お宮参りに使った産着を七五三参り用に仕立て直しました。


お宮参りで使用した産着です。今度は、七五三用三歳女児着物の仕立て直します。
三歳時は、背縫いが無く、金振りを外して、身揚げ・肩揚げ・袖丸み直し。そして、紐の位置を下げる紐付け替えをすれば、すぐに着れるようになります。今回は、何度も使い廻しをしていました着物なので、汚れても酷く、洗い張りと染み抜きをして、仕立て直しをご希望です。

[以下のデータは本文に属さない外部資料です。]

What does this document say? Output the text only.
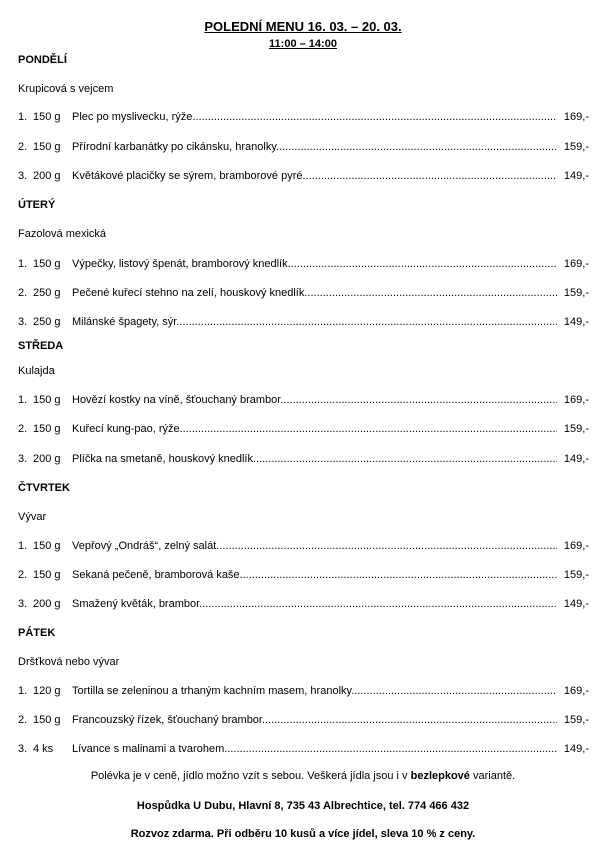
POLEDNÍ MENU 16. 03. – 20. 03.
11:00 – 14:00
PONDĚLÍ
Krupicová s vejcem
1. 150 g Plec po myslivecku, rýže .....	169,-
2. 150 g Přírodní karbanátky po cikánsku, hranolky .....	159,-
3. 200 g Květákové placičky se sýrem, bramborové pyré .....	149,-
ÚTERÝ
Fazolová mexická
1. 150 g Výpečky, listový špenát, bramborový knedlík .....	169,-
2. 250 g Pečené kuřecí stehno na zelí, houskový knedlík .....	159,-
3. 250 g Milánské špagety, sýr .....	149,-
STŘEDA
Kulajda
1. 150 g Hovězí kostky na víně, šťouchaný brambor .....	169,-
2. 150 g Kuřecí kung-pao, rýže .....	159,-
3. 200 g Plíčka na smetaně, houskový knedlík .....	149,-
ČTVRTEK
Vývar
1. 150 g Vepřový „Ondráš“, zelný salát .....	169,-
2. 150 g Sekaná pečeně, bramborová kaše .....	159,-
3. 200 g Smažený květák, brambor .....	149,-
PÁTEK
Dršťková nebo vývar
1. 120 g Tortilla se zeleninou a trhaným kachním masem, hranolky .....	169,-
2. 150 g Francouzský řízek, šťouchaný brambor .....	159,-
3. 4 ks Lívance s malinami a tvarohem .....	149,-
Polévka je v ceně, jídlo možno vzít s sebou. Veškerá jídla jsou i v bezlepkové variantě.
Hospůdka U Dubu, Hlavní 8, 735 43 Albrechtice, tel. 774 466 432
Rozvoz zdarma. Při odběru 10 kusů a více jídel, sleva 10 % z ceny.
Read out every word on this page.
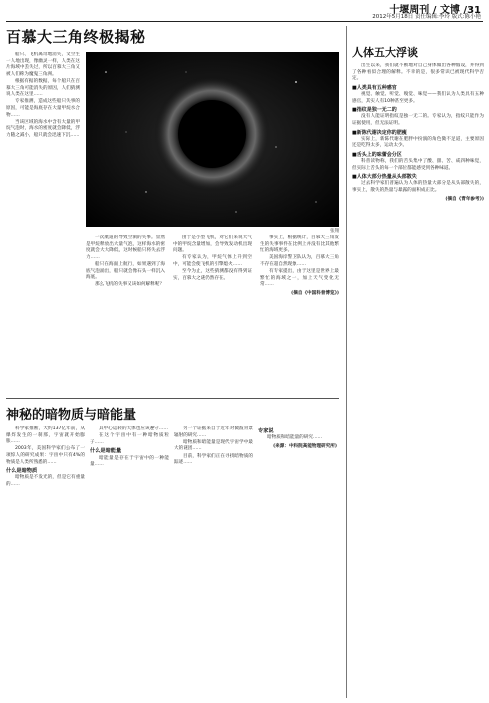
十堰周刊 / 文博 /31
2012年5月18日 责任编辑:李玲 版式:陈小艳
百慕大三角终极揭秘

船只、飞机离奇地消失，文空生一人地出现，像幽灵一样，人类在这片海域中丢失过，所以百慕大三角又被人们称为魔鬼三角洲。

根据有据的数据，每个船只在百慕大三角可能消失的原因，人们猜测说人类在这里……

专家推测，造成这些船只失事的原因，可能是海底存在大量甲烷水合物……

当该区域的海水中含有大量的甲烷气泡时，海水的密度就会降低，浮力随之减小，船只就会迅速下沉……

张翔

一次航道的导致空洞的失事。显然是甲烷释放出大量气泡，这样海水的密度就会大大降低，这时候船只将失去浮力……

船只在海面上航行，如果遇到了海底气泡涌出，船只就会像石头一样沉入海底。

那么飞机的失事又该如何解释呢？

由于是小型飞机，对它们来说大气中的甲烷含量增加，会导致发动机出现问题。

有专家认为，甲烷气体上升到空中，可能会使飞机的引擎熄火……

至今为止，这些猜测都没有得到证实，百慕大之谜仍然存在。

事实上，根据统计，百慕大三角发生的失事事件在比例上并没有比其他繁忙的海域更多。

美国海岸警卫队认为，百慕大三角不存在超自然现象……

有专家提出，由于这里是世界上最繁忙的海域之一，加上天气变化无常……

(摘自《中国科普博览》)

神秘的暗物质与暗能量

科学家推断，大约137亿年前，从爆炸发生的一刹那，宇宙就开始膨胀……

2003年，美国科学家们公布了一项惊人的研究成果：宇宙中只有4%的物质是人类所熟悉的……

什么是暗物质

暗物质是不发光的，但是它有重量的……

其中心运转的天体也应该遵守……

在这个宇宙中有一种暗物质粒子……

什么是暗能量

暗能量是存在于宇宙中的一种能量……

另一个证据来自于近年对微波背景辐射的研究……

暗物质和暗能量是现代宇宙学中最大的谜团……

目前，科学家们正在寻找暗物质的踪迹……

专家说

暗物质和暗能量的研究……

(来源：中科院高能物理研究所)

人体五大浮谈

出生以来，我们就不断地对自己身体做出各种假设，并得到了各种看似合理的解释。不幸的是，很多常识已被现代科学否定。

■人类具有五种感官

视觉、触觉、听觉、嗅觉、味觉——我们认为人类具有五种感官，其实人有10种甚至更多。

■指纹是独一无二的

没有人能证明指纹是独一无二的。专家认为，指纹只能作为证据使用，但无法证明。

■新陈代谢决定你的肥瘦

实际上，新陈代谢在肥胖中扮演的角色微不足道，主要原因还是吃得太多，运动太少。

■舌头上的味蕾会分区

科普读物称，我们的舌头集中了酸、甜、苦、咸四种味觉，但实际上舌头的每一个部位都能感受到各种味道。

■人体大部分热量从头部散失

过去科学家们普遍认为人体的热量大部分是从头部散失的，事实上，散失的热量与暴露的面积成正比。

(摘自《青年参考》)
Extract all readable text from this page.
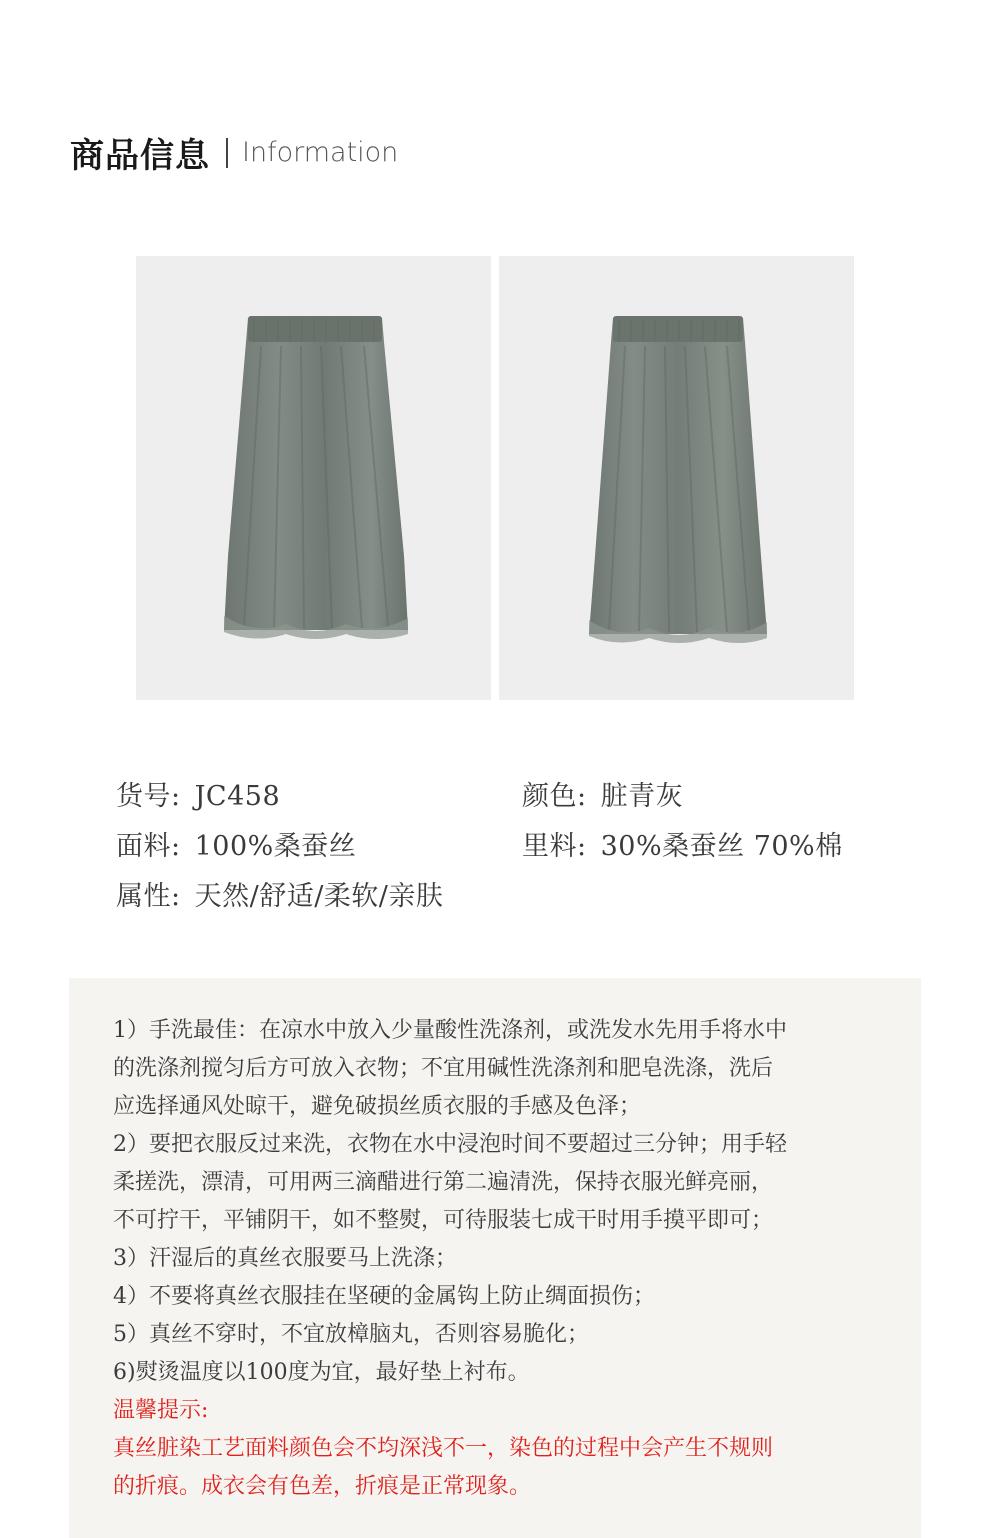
商品信息 Information
货号: JC458	颜色: 脏青灰
面料: 100%桑蚕丝	里料: 30%桑蚕丝 70%棉
属性: 天然/舒适/柔软/亲肤
1）手洗最佳：在凉水中放入少量酸性洗涤剂，或洗发水先用手将水中
的洗涤剂搅匀后方可放入衣物；不宜用碱性洗涤剂和肥皂洗涤，洗后
应选择通风处晾干，避免破损丝质衣服的手感及色泽；
2）要把衣服反过来洗，衣物在水中浸泡时间不要超过三分钟；用手轻
柔搓洗，漂清，可用两三滴醋进行第二遍清洗，保持衣服光鲜亮丽，
不可拧干，平铺阴干，如不整熨，可待服装七成干时用手摸平即可；
3）汗湿后的真丝衣服要马上洗涤；
4）不要将真丝衣服挂在坚硬的金属钩上防止绸面损伤；
5）真丝不穿时，不宜放樟脑丸，否则容易脆化；
6)熨烫温度以100度为宜，最好垫上衬布。
温馨提示:
真丝脏染工艺面料颜色会不均深浅不一，染色的过程中会产生不规则
的折痕。成衣会有色差，折痕是正常现象。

七・五・三のお目出度い奇数を重ねて、七五三(ヒチゴサン)とひたしみを込めて、呼ぶようになったのは江戸時代と言われています。しかし、今の様に庶民の間で、行事が行われるようになったのは、まだ歴史が浅く明治時代からだそうです。
七五三の三歳児の祝いの意味は、健康で無事に三歳まで育ってくれたことを神様に感謝と報告をし、神社で家族や親せきと祝います。
今回の仕立て直した着物のように柿色のボカシ染め、金糸の刺繍でお目出度い縁起の良い【鶴】・【松】・【雲取り】を背と両後袖には【扇面】の中に表現しています。お子様への成長の願いと感謝が込められています。
着物の模様配置は、桃山時代に考案された肩裾模様配置(左右相称)の着物です。三歳用きものらしく、子供らしい可愛らしい型染めの友禅や明るいボカシ染めになっています。七五三の日のために愛情をもって整えてあげます。お子さんにとって素晴らしい思い出になります。